Travis Scott and Kylie Jenner arrive at the 2019 Grammy Awards.Credit:Jordan Strauss/Invision/AP
Season two of the show gave much of the same: none of the promised insider glimpses of Kourtney Kardashian’s wedding(s) to Blink 182 drummer Travis Barker. No mention of Caitlyn Jenner’s many controversies, including her support of the controversial and queerphobic “Don’t Say Gay” bill.
Pete Davidson, Kim’s boyfriend at the time of filming, appeared in trailers for the season but was swiftly edited out after their break-up. As her ex-husband Kanye’s hateful public statements got more frequent and dangerous, she stayed silent. As did Kendall, as the public backlash to her “migrant chic” campaign for her tequila brand, 818, grew louder.

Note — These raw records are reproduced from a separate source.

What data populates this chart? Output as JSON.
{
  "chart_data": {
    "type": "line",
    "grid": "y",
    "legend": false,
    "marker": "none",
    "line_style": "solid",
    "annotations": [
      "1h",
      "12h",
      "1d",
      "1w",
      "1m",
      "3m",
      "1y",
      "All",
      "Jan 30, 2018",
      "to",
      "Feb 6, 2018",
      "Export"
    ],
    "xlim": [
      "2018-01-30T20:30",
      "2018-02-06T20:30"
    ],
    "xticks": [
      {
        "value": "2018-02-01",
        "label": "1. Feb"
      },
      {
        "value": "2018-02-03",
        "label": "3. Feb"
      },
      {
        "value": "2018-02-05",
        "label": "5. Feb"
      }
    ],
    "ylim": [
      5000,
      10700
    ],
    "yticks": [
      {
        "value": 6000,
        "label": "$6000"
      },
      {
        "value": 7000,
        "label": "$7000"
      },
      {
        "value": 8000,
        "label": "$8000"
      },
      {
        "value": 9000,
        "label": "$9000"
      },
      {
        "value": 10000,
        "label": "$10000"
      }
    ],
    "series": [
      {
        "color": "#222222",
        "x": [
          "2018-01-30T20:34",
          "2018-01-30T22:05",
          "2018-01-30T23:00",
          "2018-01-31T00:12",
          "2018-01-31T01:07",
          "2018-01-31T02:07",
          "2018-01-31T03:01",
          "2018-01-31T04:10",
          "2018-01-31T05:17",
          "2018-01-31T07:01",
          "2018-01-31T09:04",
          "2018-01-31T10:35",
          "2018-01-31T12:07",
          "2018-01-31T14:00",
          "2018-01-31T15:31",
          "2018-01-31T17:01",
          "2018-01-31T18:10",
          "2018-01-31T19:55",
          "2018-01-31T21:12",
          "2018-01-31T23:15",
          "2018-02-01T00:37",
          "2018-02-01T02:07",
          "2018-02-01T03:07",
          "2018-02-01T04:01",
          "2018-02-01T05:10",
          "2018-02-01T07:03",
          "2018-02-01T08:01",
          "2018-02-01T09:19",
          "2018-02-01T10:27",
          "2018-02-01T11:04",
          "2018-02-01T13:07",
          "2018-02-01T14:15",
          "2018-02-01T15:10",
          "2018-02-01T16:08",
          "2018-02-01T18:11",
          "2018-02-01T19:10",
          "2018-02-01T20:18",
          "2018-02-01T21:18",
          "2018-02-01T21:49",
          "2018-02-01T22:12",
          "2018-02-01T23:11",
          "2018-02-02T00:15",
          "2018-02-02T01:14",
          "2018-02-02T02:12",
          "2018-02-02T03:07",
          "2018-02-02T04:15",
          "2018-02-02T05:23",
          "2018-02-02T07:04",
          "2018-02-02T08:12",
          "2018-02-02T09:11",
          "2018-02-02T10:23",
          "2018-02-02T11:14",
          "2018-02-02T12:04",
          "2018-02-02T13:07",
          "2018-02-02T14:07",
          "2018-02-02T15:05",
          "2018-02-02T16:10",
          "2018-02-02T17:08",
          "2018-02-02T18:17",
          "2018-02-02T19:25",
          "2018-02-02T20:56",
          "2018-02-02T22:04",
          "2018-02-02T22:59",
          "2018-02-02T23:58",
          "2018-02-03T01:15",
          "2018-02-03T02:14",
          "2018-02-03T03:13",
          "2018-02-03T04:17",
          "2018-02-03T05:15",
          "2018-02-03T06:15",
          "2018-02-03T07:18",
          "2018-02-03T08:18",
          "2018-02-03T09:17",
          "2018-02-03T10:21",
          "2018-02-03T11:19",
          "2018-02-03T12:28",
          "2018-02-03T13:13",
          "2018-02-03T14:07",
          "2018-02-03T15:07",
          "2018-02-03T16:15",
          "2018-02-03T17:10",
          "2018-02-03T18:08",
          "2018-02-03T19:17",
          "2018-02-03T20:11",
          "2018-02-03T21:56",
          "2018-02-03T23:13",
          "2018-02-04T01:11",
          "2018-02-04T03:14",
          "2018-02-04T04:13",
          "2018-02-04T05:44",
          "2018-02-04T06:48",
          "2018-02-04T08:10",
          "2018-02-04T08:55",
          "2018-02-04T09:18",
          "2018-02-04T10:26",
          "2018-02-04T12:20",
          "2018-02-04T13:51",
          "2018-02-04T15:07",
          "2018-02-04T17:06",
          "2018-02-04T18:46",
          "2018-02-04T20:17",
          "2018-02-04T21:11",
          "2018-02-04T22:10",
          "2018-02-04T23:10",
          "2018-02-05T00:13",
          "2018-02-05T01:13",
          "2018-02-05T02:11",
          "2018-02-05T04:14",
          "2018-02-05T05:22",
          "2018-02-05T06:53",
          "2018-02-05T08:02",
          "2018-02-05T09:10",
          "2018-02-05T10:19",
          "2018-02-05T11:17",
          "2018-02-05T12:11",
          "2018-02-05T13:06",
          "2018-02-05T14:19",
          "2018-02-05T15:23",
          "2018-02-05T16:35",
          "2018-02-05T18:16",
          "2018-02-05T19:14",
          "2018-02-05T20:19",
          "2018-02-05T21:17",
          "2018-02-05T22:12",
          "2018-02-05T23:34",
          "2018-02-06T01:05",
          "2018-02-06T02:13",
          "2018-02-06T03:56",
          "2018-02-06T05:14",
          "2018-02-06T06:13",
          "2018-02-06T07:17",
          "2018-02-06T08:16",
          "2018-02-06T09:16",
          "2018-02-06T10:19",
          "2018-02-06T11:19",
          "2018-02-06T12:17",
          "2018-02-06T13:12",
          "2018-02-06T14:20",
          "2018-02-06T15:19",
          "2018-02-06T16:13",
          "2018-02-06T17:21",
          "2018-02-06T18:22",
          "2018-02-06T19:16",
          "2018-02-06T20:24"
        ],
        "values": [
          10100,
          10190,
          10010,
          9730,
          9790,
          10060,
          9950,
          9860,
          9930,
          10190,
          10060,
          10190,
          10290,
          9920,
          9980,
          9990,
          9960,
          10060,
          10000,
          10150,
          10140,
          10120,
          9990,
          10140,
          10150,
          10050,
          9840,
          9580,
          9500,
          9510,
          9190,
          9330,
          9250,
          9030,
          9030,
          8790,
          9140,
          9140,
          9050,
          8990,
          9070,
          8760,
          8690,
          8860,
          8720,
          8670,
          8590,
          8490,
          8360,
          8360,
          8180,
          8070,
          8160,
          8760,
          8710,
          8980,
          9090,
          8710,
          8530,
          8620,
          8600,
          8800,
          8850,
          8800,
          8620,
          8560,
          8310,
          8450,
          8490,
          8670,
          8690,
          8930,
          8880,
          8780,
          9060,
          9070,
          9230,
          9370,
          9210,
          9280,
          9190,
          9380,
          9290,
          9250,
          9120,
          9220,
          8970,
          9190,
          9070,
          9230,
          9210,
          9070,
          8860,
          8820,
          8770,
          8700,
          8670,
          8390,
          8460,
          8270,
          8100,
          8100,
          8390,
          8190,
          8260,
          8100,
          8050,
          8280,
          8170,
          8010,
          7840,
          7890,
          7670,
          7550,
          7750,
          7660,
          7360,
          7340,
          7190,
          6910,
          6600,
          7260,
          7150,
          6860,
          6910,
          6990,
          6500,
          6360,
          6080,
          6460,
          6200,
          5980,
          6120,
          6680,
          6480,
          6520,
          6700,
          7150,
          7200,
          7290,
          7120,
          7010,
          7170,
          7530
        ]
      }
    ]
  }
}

Kourtney Kardashian and Travis Barker at their wedding.Credit:Ellen Von Unwerth
They sold us a show as a glimpse behind the curtain, but all that’s back there are more curtains, and more stuff to sell. It’s a funhouse mirror with no way out.
Perhaps it’s because these latest omissions and incidents are particularly egregious, or maybe because the Kardashians have said and done so many insensitive, thoughtless, and out-of-touch things in the past that we’re just exhausted. Whatever has caused the recent apathy towards the family, their path back to legitimacy seems like a steep one. Especially because this time, social media is not on their side.